Of course, Konquest isn't quite perfect. The environments are far less detailed than those of Arcade Mode. There are many areas where you'll get stuck inbetween two items due to a needlessly large, invisible perimeter. There are some quests that you only have ONE chance to complete or they're lost forever , which can make it extremely difficult to rack up enough koins for The Krypt items (the village that you begin in is the prime example of this; once you leave, you can't go back in! I wish I had KNOWN that before I left...). The included map with each world doesn't come with coordinates on the map itself, so there's a lot of trial and error involved. There are occasional moments of walking through people (for an example of this, fail to scare the old man in Earthream; you'll walk right through him!). And finally, there are needlessly pointless parameters in which certain koins appear. For example, certain chests only appear in a certain realm on a certain day of the week at a certain time. So that means if you miss that day, you have to put yourself to sleep and wait until the right day appears to get the koins. That shouldn't have been the case.

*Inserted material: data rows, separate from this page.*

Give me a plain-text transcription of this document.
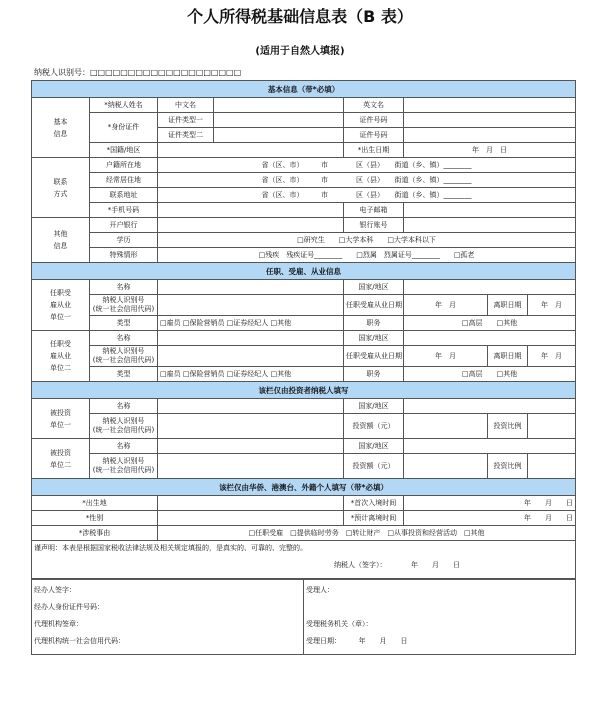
个人所得税基础信息表（B 表）
(适用于自然人填报)
纳税人识别号：□□□□□□□□□□□□□□□□□□□□
基本信息（带*必填）							
基本
信息	*纳税人姓名	中文名		英文名			
	*身份证件	证件类型一		证件号码			
		证件类型二		证件号码			
	*国籍/地区			*出生日期	年　月　日		
联系
方式	户籍所在地	省（区、市）　　　市　　　　区（县）　　街道（乡、镇）________					
	经常居住地	省（区、市）　　　市　　　　区（县）　　街道（乡、镇）________					
	联系地址	省（区、市）　　　市　　　　区（县）　　街道（乡、镇）________					
	*手机号码			电子邮箱			
其他
信息	开户银行			银行账号			
	学历	□研究生　　□大学本科　　□大学本科以下					
	特殊情形	□残疾　残疾证号________　　□烈属　烈属证号________　　□孤老					
任职、受雇、从业信息							
任职受
雇从业
单位一	名称			国家/地区			
	纳税人识别号
(统一社会信用代码)			任职受雇从业日期	年　月	离职日期	年　月
	类型	□雇员 □保险营销员 □证券经纪人 □其他		职务	□高层　　□其他		
任职受
雇从业
单位二	名称			国家/地区			
	纳税人识别号
(统一社会信用代码)			任职受雇从业日期	年　月	离职日期	年　月
	类型	□雇员 □保险营销员 □证券经纪人 □其他		职务	□高层　　□其他		
该栏仅由投资者纳税人填写							
被投资
单位一	名称			国家/地区			
	纳税人识别号
(统一社会信用代码)			投资额（元）		投资比例	
被投资
单位二	名称			国家/地区			
	纳税人识别号
(统一社会信用代码)			投资额（元）		投资比例	
该栏仅由华侨、港澳台、外籍个人填写（带*必填）							
*出生地				*首次入境时间	年　　月　　日		
*性别				*预计离境时间	年　　月　　日		
*涉税事由		□任职受雇　□提供临时劳务　□转让财产　□从事投资和经营活动　□其他					

谨声明：本表是根据国家税收法律法规及相关规定填报的，是真实的、可靠的、完整的。
纳税人（签字）：　　　　年　　月　　日							
经办人签字：
经办人身份证件号码：
代理机构签章：
代理机构统一社会信用代码：

受理人：

受理税务机关（章）：
受理日期：　　　年　　月　　日
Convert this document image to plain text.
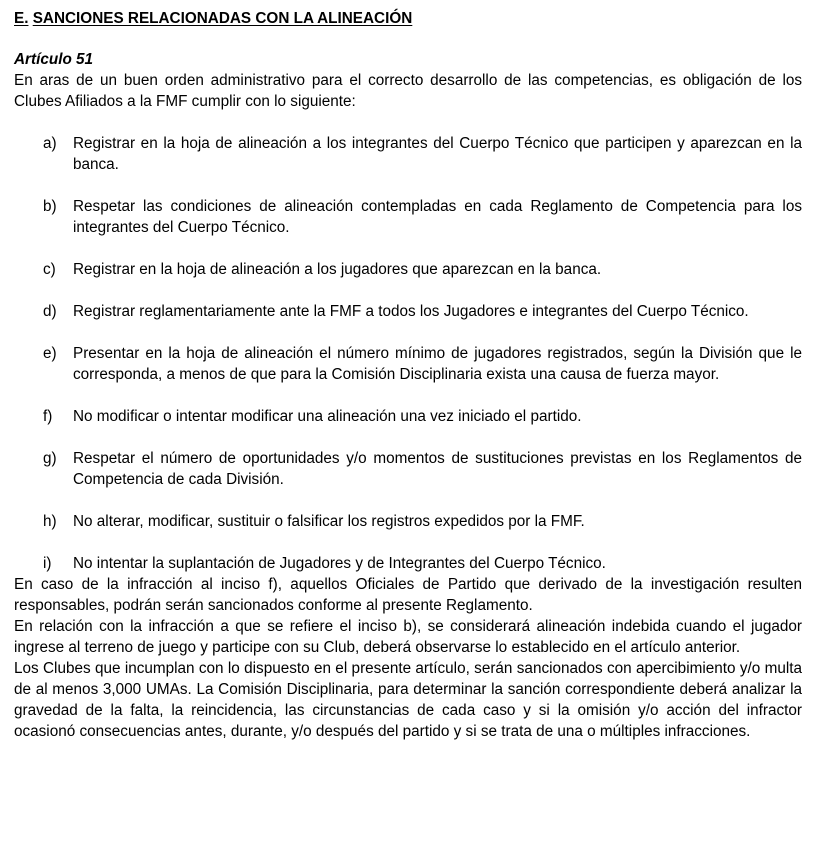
E. SANCIONES RELACIONADAS CON LA ALINEACIÓN
Artículo 51

En aras de un buen orden administrativo para el correcto desarrollo de las competencias, es obligación de los Clubes Afiliados a la FMF cumplir con lo siguiente:

a)	Registrar en la hoja de alineación a los integrantes del Cuerpo Técnico que participen y aparezcan en la banca.
b)	Respetar las condiciones de alineación contempladas en cada Reglamento de Competencia para los integrantes del Cuerpo Técnico.
c)	Registrar en la hoja de alineación a los jugadores que aparezcan en la banca.
d)	Registrar reglamentariamente ante la FMF a todos los Jugadores e integrantes del Cuerpo Técnico.
e)	Presentar en la hoja de alineación el número mínimo de jugadores registrados, según la División que le corresponda, a menos de que para la Comisión Disciplinaria exista una causa de fuerza mayor.
f)	No modificar o intentar modificar una alineación una vez iniciado el partido.
g)	Respetar el número de oportunidades y/o momentos de sustituciones previstas en los Reglamentos de Competencia de cada División.
h)	No alterar, modificar, sustituir o falsificar los registros expedidos por la FMF.
i)	No intentar la suplantación de Jugadores y de Integrantes del Cuerpo Técnico.

En caso de la infracción al inciso f), aquellos Oficiales de Partido que derivado de la investigación resulten responsables, podrán serán sancionados conforme al presente Reglamento.

En relación con la infracción a que se refiere el inciso b), se considerará alineación indebida cuando el jugador ingrese al terreno de juego y participe con su Club, deberá observarse lo establecido en el artículo anterior.

Los Clubes que incumplan con lo dispuesto en el presente artículo, serán sancionados con apercibimiento y/o multa de al menos 3,000 UMAs. La Comisión Disciplinaria, para determinar la sanción correspondiente deberá analizar la gravedad de la falta, la reincidencia, las circunstancias de cada caso y si la omisión y/o acción del infractor ocasionó consecuencias antes, durante, y/o después del partido y si se trata de una o múltiples infracciones.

Regardless of these flaws, however, Konquest remains an addictive mode, and is arguably the best part of MK Deception. While the arcade mode is been there, done that for the most part, and the two puzzle games are surprisingly disappointing, Konquest and The Krypt more than make up for it.

Do I recommend the game? Yes. You get plenty of classic MK fighters (Mileena, Baraka, Scorpion, Sub Zero, Jade, Kabal, Nightwolf, etc.) with the new ones (Shinjuko, Bo Rai Cho, Cobra, Ashrah, Darrius, etc.), the graphics are consistently great, the fighting engine is well-developed, and Konquest mode is fun. You should buy this game to wash the bad taste of some of the previous MK stinkers from your mouth.

P.S.: A Kollector's Edition of the game is also available, and it includes an "arcade-perfect" version of MK1, along with some making-of documentaries. While this version isn't widely sold in every store, being that it was just a collector's item, try searching GameStop or a similar pre-played video game store; they're more likely to have it.